Nel giugno 2018, Sánchez l’ha nominata ministro per la Transizione ecologica. Le sue prime misure sono state la fine della “tassa solare” per consentire la libera produzione di energia e un accordo con i sindacati per chiudere la maggior parte delle miniere di carbone ancora attive nel nord del Paese, investendo per evitare l’impoverimento dei minatori e ripristinare l’equilibrio ambientale dell’area.

Ribera è convintamente anti-nucleare, infatti ha guidato la chiusura dei centrali atomiche in Spagna, definendo un “grande errore” la decisione dell’Ue di considerare il nucleare ‘investimento sostenibile’.

Fitto e Ribera: le contestazioni

E proprio le sue posizioni sul nucleare, in un momento in cui si assiste a nuova ondata di entusiasmo a causa dell’invasione russa dell’Ucraina, possono creare a lei, e di riflesso a von der Leyen, più di un problema tra gli europarlamentari a favore dell’atomica. Ad esempio, la Francia l’anno scorso ha dichiarato di voler aumentare la capacità nucleare dell’Ue del 50% entro il 2050, mentre gli eurodeputati cechi hanno detto chiaramente che non sosterranno Ribera per via della sua posizione sul nucleare e per l’allineamento con gli obiettivi climatici dell’Ue. Per la spagnola si prevedono audizioni molto dure.

Non è finita qua. Ferme proteste si sono levate soprattutto all’indiscrezione secondo cui Fitto sarà EVP all’Economia. “Spero che le voci non siano vere“, ha detto la presidente del gruppo liberale Renew Valérie Hayer durante una registrazione di “La faute à l’Europe”, un programma televisivo in lingua francese sugli affari europei.

Per Hayer, la nomina di Fitto come EVP – se confermata – è “inaccettabile“. Primo punto: in questo modo uno dei portafogli più pesanti della Commissione andrebbe a un esponente dell’estrema destra, vanificando il cordone sanitario messo in atto dai gruppi conservatori e della sinistra verso i partiti radicali.

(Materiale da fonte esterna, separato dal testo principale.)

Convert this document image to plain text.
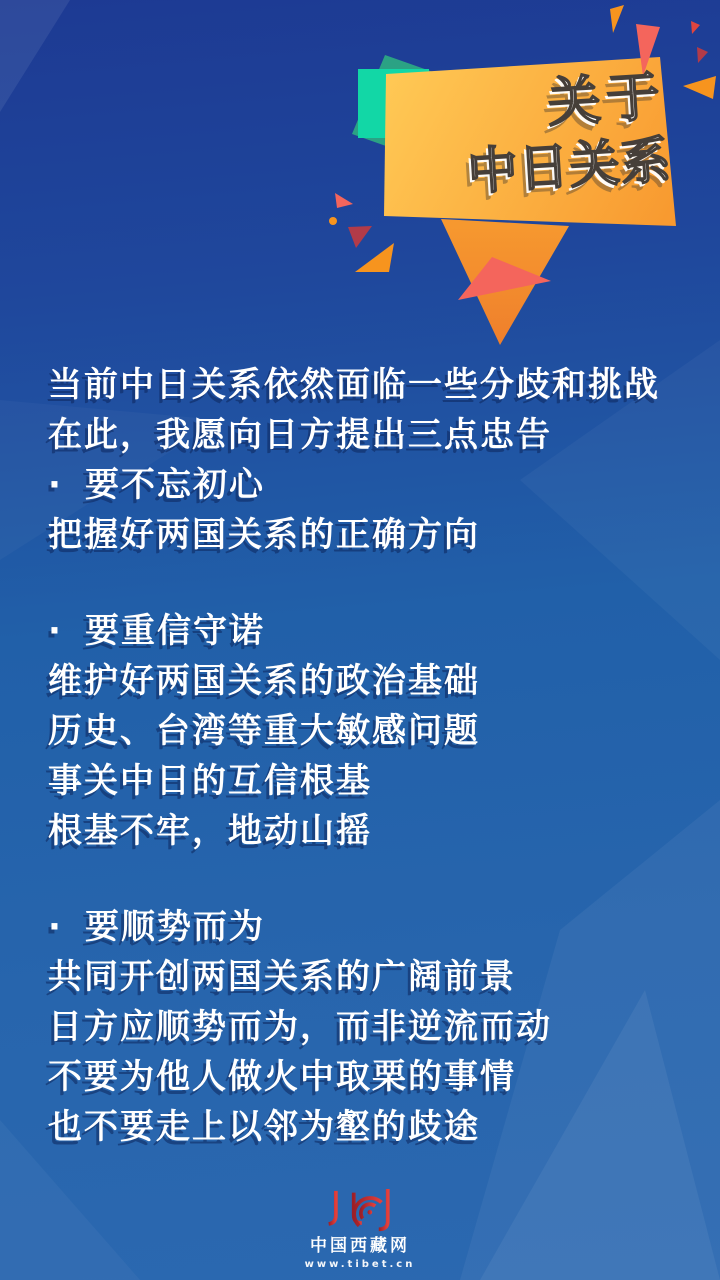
关于
中日关系

当前中日关系依然面临一些分歧和挑战

在此，我愿向日方提出三点忠告

· 要不忘初心

把握好两国关系的正确方向

· 要重信守诺

维护好两国关系的政治基础

历史、台湾等重大敏感问题

事关中日的互信根基

根基不牢，地动山摇

· 要顺势而为

共同开创两国关系的广阔前景

日方应顺势而为，而非逆流而动

不要为他人做火中取栗的事情

也不要走上以邻为壑的歧途

中国西藏网
www.tibet.cn
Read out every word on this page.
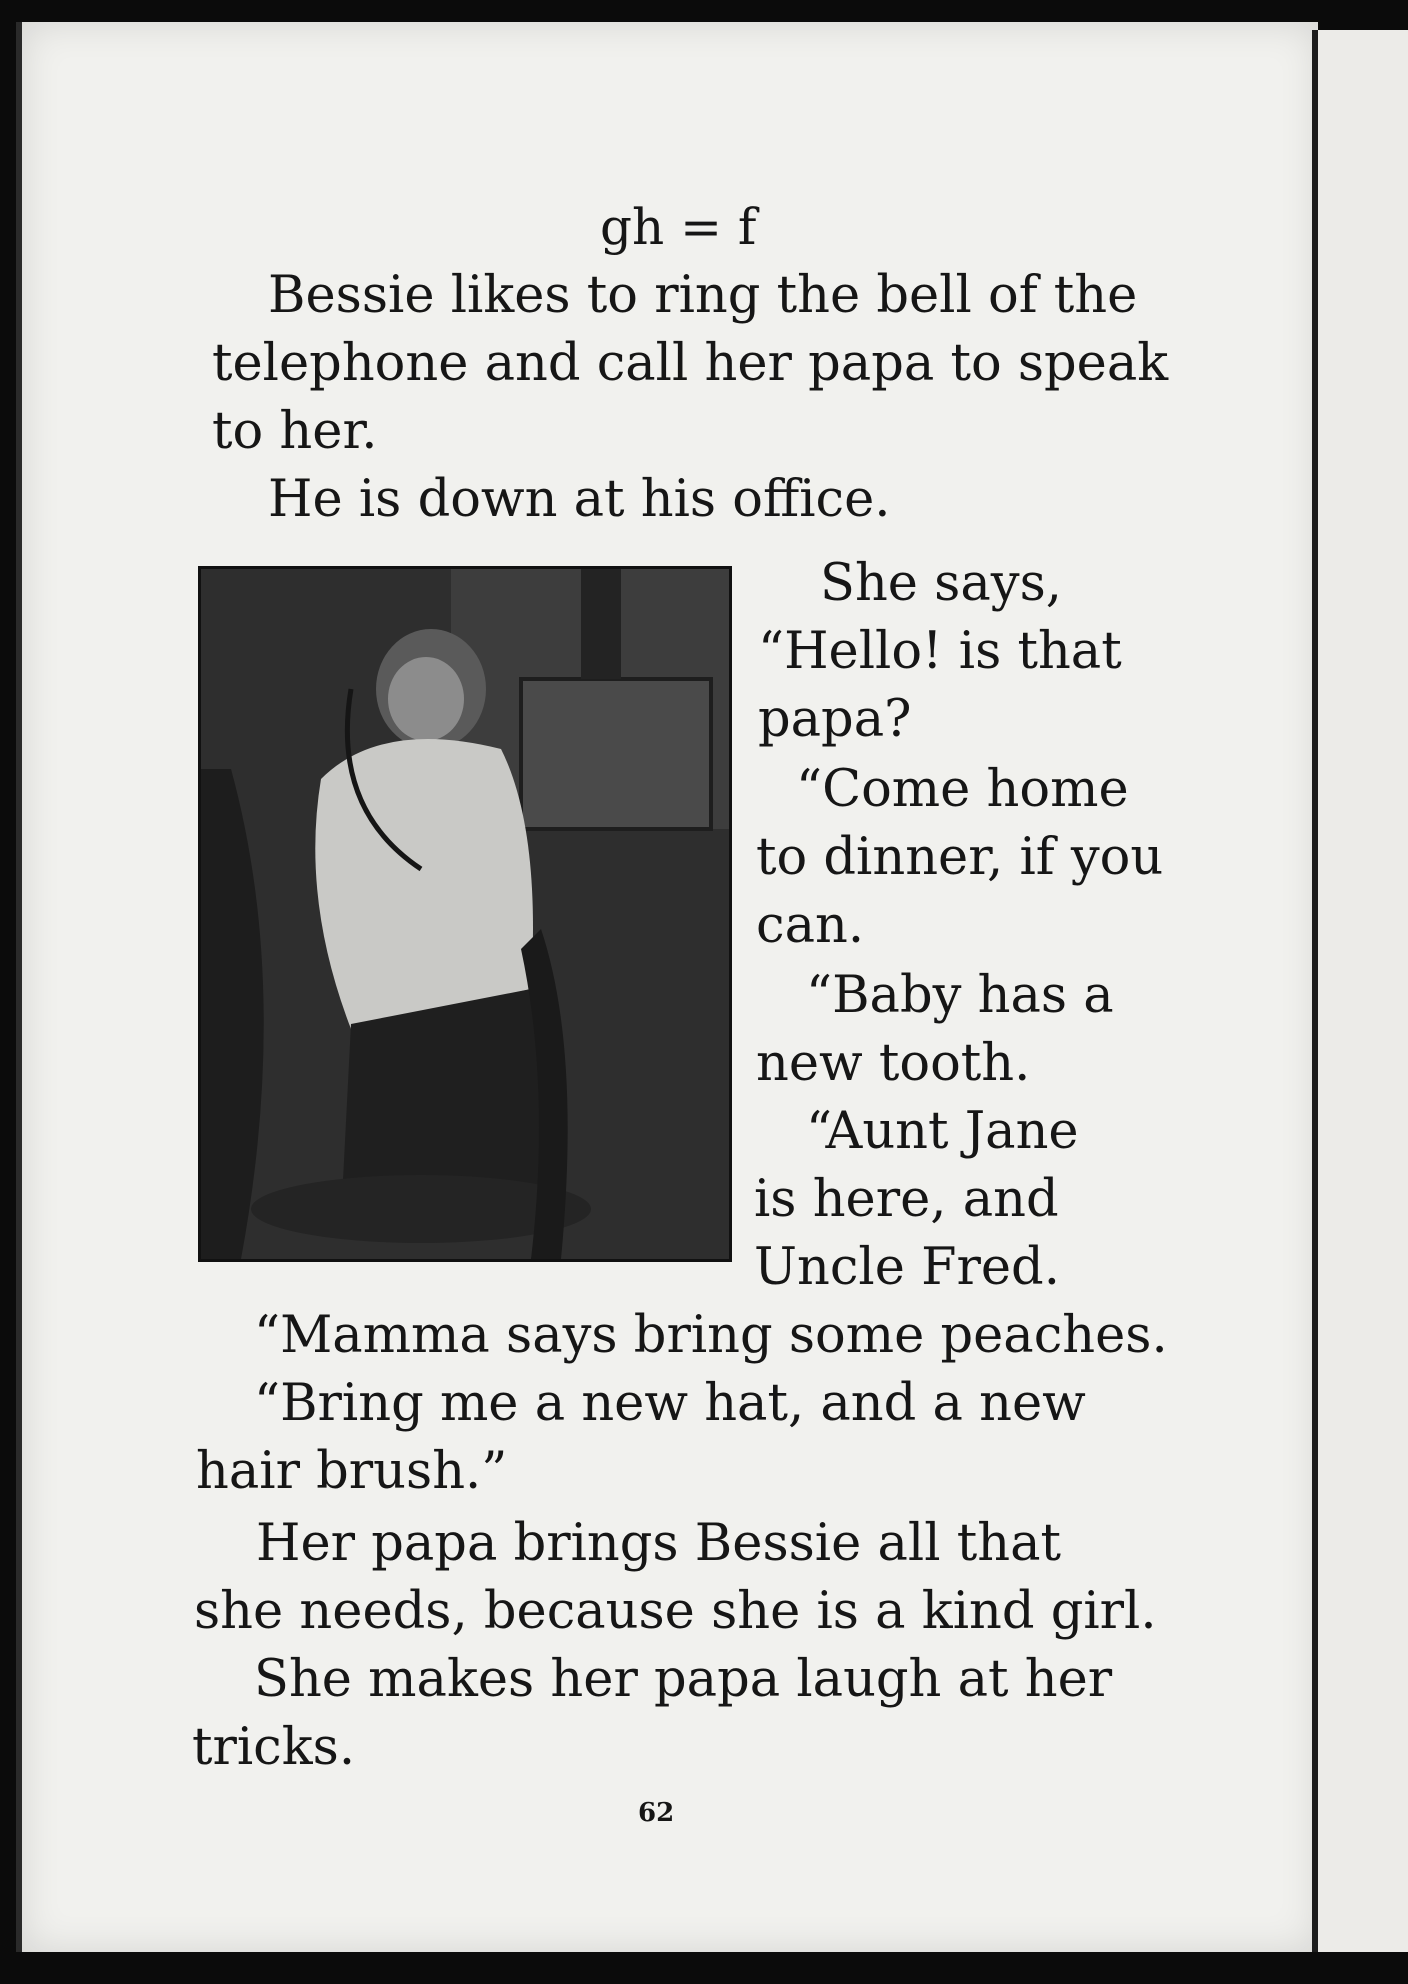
gh = f
Bessie likes to ring the bell of the
telephone and call her papa to speak
to her.
He is down at his office.
She says,
“Hello! is that
papa?
“Come home
to dinner, if you
can.
“Baby has a
new tooth.
“Aunt Jane
is here, and
Uncle Fred.
“Mamma says bring some peaches.
“Bring me a new hat, and a new
hair brush.”
Her papa brings Bessie all that
she needs, because she is a kind girl.
She makes her papa laugh at her
tricks.
62
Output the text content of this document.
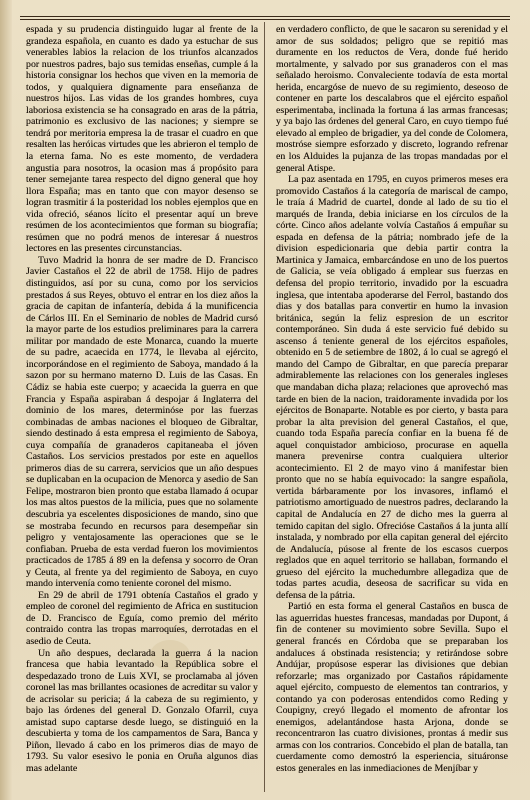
espada y su prudencia distinguido lugar al frente de la grandeza española, en cuanto es dado ya estuchar de sus venerables labios la relacion de los triunfos alcanzados por nuestros padres, bajo sus temidas enseñas, cumple á la historia consignar los hechos que viven en la memoria de todos, y qualquiera dignamente para enseñanza de nuestros hijos. Las vidas de los grandes hombres, cuya laboriosa existencia se ha consagrado en aras de la pátria, patrimonio es exclusivo de las naciones; y siempre se tendrá por meritoria empresa la de trasar el cuadro en que resalten las heróicas virtudes que les abrieron el templo de la eterna fama. No es este momento, de verdadera angustia para nosotros, la ocasion mas á propósito para tener semejante tarea respecto del digno general que hoy llora España; mas en tanto que con mayor desenso se logran trasmitir á la posteridad los nobles ejemplos que en vida ofreció, séanos lícito el presentar aquí un breve resúmen de los acontecimientos que forman su biografía; resúmen que no podrá menos de interesar á nuestros lectores en las presentes circunstancias.

Tuvo Madrid la honra de ser madre de D. Francisco Javier Castaños el 22 de abril de 1758. Hijo de padres distinguidos, así por su cuna, como por los servicios prestados á sus Reyes, obtuvo el entrar en los diez años la gracia de capitan de infantería, debida á la munificencia de Cárlos III. En el Seminario de nobles de Madrid cursó la mayor parte de los estudios preliminares para la carrera militar por mandado de este Monarca, cuando la muerte de su padre, acaecida en 1774, le llevaba al ejército, incorporándose en el regimiento de Saboya, mandado á la sazon por su hermano materno D. Luis de las Casas. En Cádiz se habia este cuerpo; y acaecida la guerra en que Francia y España aspiraban á despojar á Inglaterra del dominio de los mares, determinóse por las fuerzas combinadas de ambas naciones el bloqueo de Gibraltar, siendo destinado á esta empresa el regimiento de Saboya, cuya compañía de granaderos capitaneaba el jóven Castaños. Los servicios prestados por este en aquellos primeros dias de su carrera, servicios que un año despues se duplicaban en la ocupacion de Menorca y asedio de San Felipe, mostraron bien pronto que estaba llamado á ocupar los mas altos puestos de la milicia, pues que no solamente descubria ya escelentes disposiciones de mando, sino que se mostraba fecundo en recursos para desempeñar sin peligro y ventajosamente las operaciones que se le confiaban. Prueba de esta verdad fueron los movimientos practicados de 1785 á 89 en la defensa y socorro de Oran y Ceuta, al frente ya del regimiento de Saboya, en cuyo mando intervenía como teniente coronel del mismo.

En 29 de abril de 1791 obtenía Castaños el grado y empleo de coronel del regimiento de Africa en sustitucion de D. Francisco de Eguía, como premio del mérito contraido contra las tropas marroquíes, derrotadas en el asedio de Ceuta.

Un año despues, declarada la guerra á la nacion francesa que habia levantado la República sobre el despedazado trono de Luis XVI, se proclamaba al jóven coronel las mas brillantes ocasiones de acreditar su valor y de acrisolar su pericia; á la cabeza de su regimiento, y bajo las órdenes del general D. Gonzalo Ofarril, cuya amistad supo captarse desde luego, se distinguió en la descubierta y toma de los campamentos de Sara, Banca y Piñon, llevado á cabo en los primeros dias de mayo de 1793. Su valor esesivo le ponia en Oruña algunos dias mas adelante

en verdadero conflicto, de que le sacaron su serenidad y el amor de sus soldados; peligro que se repitió mas duramente en los reductos de Vera, donde fué herido mortalmente, y salvado por sus granaderos con el mas señalado heroismo. Convaleciente todavía de esta mortal herida, encargóse de nuevo de su regimiento, deseoso de contener en parte los descalabros que el ejército español esperimentaba, inclinada la fortuna á las armas francesas; y ya bajo las órdenes del general Caro, en cuyo tiempo fué elevado al empleo de brigadier, ya del conde de Colomera, mostróse siempre esforzado y discreto, logrando refrenar en los Alduides la pujanza de las tropas mandadas por el general Atispe.

La paz asentada en 1795, en cuyos primeros meses era promovido Castaños á la categoría de mariscal de campo, le traía á Madrid de cuartel, donde al lado de su tio el marqués de Iranda, debia iniciarse en los círculos de la córte. Cinco años adelante volvía Castaños á empuñar su espada en defensa de la pátria; nombrado jefe de la division espedicionaria que debia partir contra la Martinica y Jamaica, embarcándose en uno de los puertos de Galicia, se veía obligado á emplear sus fuerzas en defensa del propio territorio, invadido por la escuadra inglesa, que intentaba apoderarse del Ferrol, bastando dos dias y dos batallas para convertir en humo la invasion británica, según la feliz espresion de un escritor contemporáneo. Sin duda á este servicio fué debido su ascenso á teniente general de los ejércitos españoles, obtenido en 5 de setiembre de 1802, á lo cual se agregó el mando del Campo de Gibraltar, en que parecía preparar admirablemente las relaciones con los generales ingleses que mandaban dicha plaza; relaciones que aprovechó mas tarde en bien de la nacion, traidoramente invadida por los ejércitos de Bonaparte. Notable es por cierto, y basta para probar la alta prevision del general Castaños, el que, cuando toda España parecía confiar en la buena fé de aquel conquistador ambicioso, procurase en aquella manera prevenirse contra cualquiera ulterior acontecimiento. El 2 de mayo vino á manifestar bien pronto que no se había equivocado: la sangre española, vertida bárbaramente por los invasores, inflamó el patriotismo amortiguado de nuestros padres, declarando la capital de Andalucía en 27 de dicho mes la guerra al temido capitan del siglo. Ofrecióse Castaños á la junta allí instalada, y nombrado por ella capitan general del ejército de Andalucía, púsose al frente de los escasos cuerpos reglados que en aquel territorio se hallaban, formando el grueso del ejército la muchedumbre allegadiza que de todas partes acudia, deseosa de sacrificar su vida en defensa de la pátria.

Partió en esta forma el general Castaños en busca de las aguerridas huestes francesas, mandadas por Dupont, á fin de contener su movimiento sobre Sevilla. Supo el general francés en Córdoba que se preparaban los andaluces á obstinada resistencia; y retirándose sobre Andújar, propúsose esperar las divisiones que debian reforzarle; mas organizado por Castaños rápidamente aquel ejército, compuesto de elementos tan contrarios, y contando ya con poderosas entendidos como Reding y Coupigny, creyó llegado el momento de afrontar los enemigos, adelantándose hasta Arjona, donde se reconcentraron las cuatro divisiones, prontas á medir sus armas con los contrarios. Concebido el plan de batalla, tan cuerdamente como demostró la esperiencia, situáronse estos generales en las inmediaciones de Menjíbar y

Secondo punto: Fdi ha votato contro la nomina di VDL alla seconda guida della Commissione, per cui Hayer ritiene “politicamente incomprensibile” affidare a Fitto un incarico così delicato, e ha “già chiarito a Ursula von der Leyen che questo non può reggere”. Ma al dunque i liberali voteranno contro Fitto? La presidente è stata prudente, specificando che innanzitutto attendono di capire se VDL “deciderà di andare avanti”.

Contrarietà per la nomina di Fitto è stata espressa anche dai socialisti, già seccati perché molti ruoli di peso andranno al Ppe. Come riportato da Politico, una fonte anonima ha definito “inaccettabile” che un ruolo così alto della Commissione vada a un membro dei Conservatori e Riformisti europei e ha assicurato: ” Non c’è spazio per questo“.